- Also known as: Rae Rae
- Born: Kwekwe, Zimbabwe
- Origin: Zimbabwean
- Genres: Afro pop; Afrobeats; world;
- Occupations: Singer, songwriter
- Years active: 2016–present

= Rachel J =

Rachel J (born Rachel Jambaya) is a Zimbabwean musical artist, television personality and businesswoman.

==Background==

Rachel J was born in Kwekwe in Zimbabwe's midlands province then she grew up in Gweru where she had her early education.

Rachel J began her music career in 2016 when she released her debut album titled Triumph which was entirely gospel and a dedication to her grandmother. After Triumph, Rachel then began releasing an array of singles from 2018 when she released an afro fusion track titled Makwikwi. The solo track went on high rotation on radio stations in Zimbabwe and featured on charts for several weeks which then inspired the making of Makwikwi Reloaded in dancehall genre which featured Zimdancehall artists Soul Jah Love, Sniper Storm and Lady Squanda in December 2018.

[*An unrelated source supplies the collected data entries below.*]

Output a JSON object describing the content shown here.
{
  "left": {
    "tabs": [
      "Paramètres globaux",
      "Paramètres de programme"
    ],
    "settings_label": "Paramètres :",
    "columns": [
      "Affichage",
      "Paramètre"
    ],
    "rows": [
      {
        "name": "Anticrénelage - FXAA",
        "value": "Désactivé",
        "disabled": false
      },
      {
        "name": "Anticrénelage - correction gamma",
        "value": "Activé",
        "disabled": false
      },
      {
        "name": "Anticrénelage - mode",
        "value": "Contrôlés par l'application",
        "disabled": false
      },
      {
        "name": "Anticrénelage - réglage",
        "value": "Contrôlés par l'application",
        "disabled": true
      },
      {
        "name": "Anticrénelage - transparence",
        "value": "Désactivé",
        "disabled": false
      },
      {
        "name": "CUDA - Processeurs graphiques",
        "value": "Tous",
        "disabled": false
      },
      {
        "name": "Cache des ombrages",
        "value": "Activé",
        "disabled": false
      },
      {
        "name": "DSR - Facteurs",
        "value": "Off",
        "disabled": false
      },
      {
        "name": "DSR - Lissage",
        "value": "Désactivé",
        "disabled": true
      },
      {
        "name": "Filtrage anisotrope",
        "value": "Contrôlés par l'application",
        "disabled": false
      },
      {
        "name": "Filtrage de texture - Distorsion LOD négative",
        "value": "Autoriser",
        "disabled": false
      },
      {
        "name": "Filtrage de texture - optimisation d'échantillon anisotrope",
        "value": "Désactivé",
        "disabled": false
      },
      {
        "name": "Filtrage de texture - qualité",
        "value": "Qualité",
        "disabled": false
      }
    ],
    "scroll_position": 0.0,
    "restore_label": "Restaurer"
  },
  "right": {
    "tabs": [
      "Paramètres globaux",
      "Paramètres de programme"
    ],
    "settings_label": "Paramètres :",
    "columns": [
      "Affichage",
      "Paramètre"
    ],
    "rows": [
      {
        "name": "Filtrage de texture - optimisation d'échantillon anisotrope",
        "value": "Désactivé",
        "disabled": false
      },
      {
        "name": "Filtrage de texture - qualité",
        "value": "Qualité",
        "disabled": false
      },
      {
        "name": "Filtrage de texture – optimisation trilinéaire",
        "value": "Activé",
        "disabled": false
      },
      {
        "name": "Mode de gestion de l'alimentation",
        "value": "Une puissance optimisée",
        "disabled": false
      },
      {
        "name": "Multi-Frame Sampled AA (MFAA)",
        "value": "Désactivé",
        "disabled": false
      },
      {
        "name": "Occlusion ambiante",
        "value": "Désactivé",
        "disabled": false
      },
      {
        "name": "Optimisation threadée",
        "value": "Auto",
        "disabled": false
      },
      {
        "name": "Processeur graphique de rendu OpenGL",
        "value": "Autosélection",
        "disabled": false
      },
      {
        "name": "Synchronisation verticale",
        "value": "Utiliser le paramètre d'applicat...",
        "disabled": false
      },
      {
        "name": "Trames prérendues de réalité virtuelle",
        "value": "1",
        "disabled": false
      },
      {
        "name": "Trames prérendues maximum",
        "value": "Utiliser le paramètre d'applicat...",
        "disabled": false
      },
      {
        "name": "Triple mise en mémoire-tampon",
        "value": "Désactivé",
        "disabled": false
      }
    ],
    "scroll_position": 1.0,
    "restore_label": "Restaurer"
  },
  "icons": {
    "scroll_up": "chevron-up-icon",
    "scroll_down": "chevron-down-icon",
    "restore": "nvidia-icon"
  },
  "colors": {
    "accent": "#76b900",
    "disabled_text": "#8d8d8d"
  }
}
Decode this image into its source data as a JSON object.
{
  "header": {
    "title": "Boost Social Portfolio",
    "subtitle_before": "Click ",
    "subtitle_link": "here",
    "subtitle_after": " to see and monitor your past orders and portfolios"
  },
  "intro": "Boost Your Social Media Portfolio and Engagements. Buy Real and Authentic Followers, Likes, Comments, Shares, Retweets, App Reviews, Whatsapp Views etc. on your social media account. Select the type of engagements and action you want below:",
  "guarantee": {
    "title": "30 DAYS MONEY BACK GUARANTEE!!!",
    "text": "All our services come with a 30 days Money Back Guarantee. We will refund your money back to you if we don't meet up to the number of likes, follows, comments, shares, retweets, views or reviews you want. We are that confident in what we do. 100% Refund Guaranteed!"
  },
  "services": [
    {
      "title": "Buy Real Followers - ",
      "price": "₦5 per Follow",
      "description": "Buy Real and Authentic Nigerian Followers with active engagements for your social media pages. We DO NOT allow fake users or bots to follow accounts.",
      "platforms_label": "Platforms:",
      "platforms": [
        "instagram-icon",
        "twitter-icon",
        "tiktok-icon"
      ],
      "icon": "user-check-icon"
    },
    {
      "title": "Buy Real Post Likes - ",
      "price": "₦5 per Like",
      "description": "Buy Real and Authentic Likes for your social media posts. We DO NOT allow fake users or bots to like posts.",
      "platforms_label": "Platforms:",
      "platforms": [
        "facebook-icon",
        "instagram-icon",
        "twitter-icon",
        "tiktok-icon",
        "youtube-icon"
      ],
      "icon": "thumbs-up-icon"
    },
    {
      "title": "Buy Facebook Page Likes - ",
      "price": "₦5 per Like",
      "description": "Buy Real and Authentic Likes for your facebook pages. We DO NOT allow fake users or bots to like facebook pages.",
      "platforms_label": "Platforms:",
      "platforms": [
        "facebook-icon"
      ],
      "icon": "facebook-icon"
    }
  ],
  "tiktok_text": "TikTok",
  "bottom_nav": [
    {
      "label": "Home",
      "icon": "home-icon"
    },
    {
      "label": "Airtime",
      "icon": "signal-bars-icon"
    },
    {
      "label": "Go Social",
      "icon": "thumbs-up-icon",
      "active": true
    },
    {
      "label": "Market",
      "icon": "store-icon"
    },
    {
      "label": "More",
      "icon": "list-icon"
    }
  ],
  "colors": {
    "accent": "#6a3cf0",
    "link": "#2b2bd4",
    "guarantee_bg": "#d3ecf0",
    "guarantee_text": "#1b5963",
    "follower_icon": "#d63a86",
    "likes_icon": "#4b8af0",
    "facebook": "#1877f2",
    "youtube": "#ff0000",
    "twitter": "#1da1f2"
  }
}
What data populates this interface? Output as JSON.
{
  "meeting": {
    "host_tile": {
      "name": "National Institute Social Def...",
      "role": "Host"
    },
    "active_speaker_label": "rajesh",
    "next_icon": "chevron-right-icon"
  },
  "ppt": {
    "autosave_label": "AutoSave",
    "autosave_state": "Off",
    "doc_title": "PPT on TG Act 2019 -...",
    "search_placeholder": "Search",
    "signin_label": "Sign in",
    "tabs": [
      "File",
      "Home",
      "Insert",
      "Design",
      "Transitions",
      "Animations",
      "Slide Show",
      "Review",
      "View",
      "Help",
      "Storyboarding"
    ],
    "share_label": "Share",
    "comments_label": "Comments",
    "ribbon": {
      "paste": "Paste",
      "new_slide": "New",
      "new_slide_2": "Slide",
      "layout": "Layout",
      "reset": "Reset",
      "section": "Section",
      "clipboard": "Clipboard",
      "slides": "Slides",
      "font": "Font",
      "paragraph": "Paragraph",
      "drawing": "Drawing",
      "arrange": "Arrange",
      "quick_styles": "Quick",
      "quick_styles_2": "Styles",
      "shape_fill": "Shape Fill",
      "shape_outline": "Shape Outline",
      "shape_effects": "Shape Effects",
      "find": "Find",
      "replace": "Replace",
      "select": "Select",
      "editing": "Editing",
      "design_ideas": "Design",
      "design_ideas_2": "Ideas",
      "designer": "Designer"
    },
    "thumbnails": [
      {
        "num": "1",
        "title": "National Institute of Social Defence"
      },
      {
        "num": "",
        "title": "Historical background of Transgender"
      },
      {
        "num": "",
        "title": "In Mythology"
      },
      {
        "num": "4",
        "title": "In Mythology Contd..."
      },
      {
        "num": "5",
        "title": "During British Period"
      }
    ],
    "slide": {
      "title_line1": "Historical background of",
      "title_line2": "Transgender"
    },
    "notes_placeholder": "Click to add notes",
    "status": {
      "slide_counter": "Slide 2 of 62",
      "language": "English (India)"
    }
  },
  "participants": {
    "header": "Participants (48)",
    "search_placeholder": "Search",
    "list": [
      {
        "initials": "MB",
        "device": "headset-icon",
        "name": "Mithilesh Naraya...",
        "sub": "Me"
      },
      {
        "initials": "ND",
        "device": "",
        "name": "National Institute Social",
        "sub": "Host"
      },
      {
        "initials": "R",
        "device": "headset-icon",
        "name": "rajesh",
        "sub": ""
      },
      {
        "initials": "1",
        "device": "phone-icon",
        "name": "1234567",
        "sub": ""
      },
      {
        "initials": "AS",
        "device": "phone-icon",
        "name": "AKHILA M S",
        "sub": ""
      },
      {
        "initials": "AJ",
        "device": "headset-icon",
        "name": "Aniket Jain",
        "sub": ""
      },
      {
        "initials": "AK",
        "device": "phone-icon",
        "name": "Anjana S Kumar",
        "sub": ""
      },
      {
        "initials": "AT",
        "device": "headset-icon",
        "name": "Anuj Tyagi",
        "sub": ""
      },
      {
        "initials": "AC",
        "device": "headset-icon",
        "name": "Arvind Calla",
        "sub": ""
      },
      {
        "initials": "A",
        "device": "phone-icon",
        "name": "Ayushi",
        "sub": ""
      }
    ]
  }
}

In 2019, she released a jazz track called Njiva in collaboration with Dereck Mpofu which was followed by Bada Boom which featured Roki and Ngoro which featured Enzo Ishall, the song sparked some controversy in Zimbabwe. April 2020, Rachel delivered another gospel song Hallelujah which also did well on radio and TV. In 2021 she released an afro fusion track Strong Black Man which featured Novi Keys then Fambai Mberi in 2022.

In 2018 Rachel J was awarded the Most Outstanding Beautiful Woman in Zimbabwe at the Zimbabwe Models Awards. In 2022 she was nominated at the Zimbabwe Fashion Awards in the Most Stylish Female Celebrity.

In 2021, Rachel J published the first ever biography of Zimbabwe president Emmerson Mnangagwa titled A Life Of Sacrifice.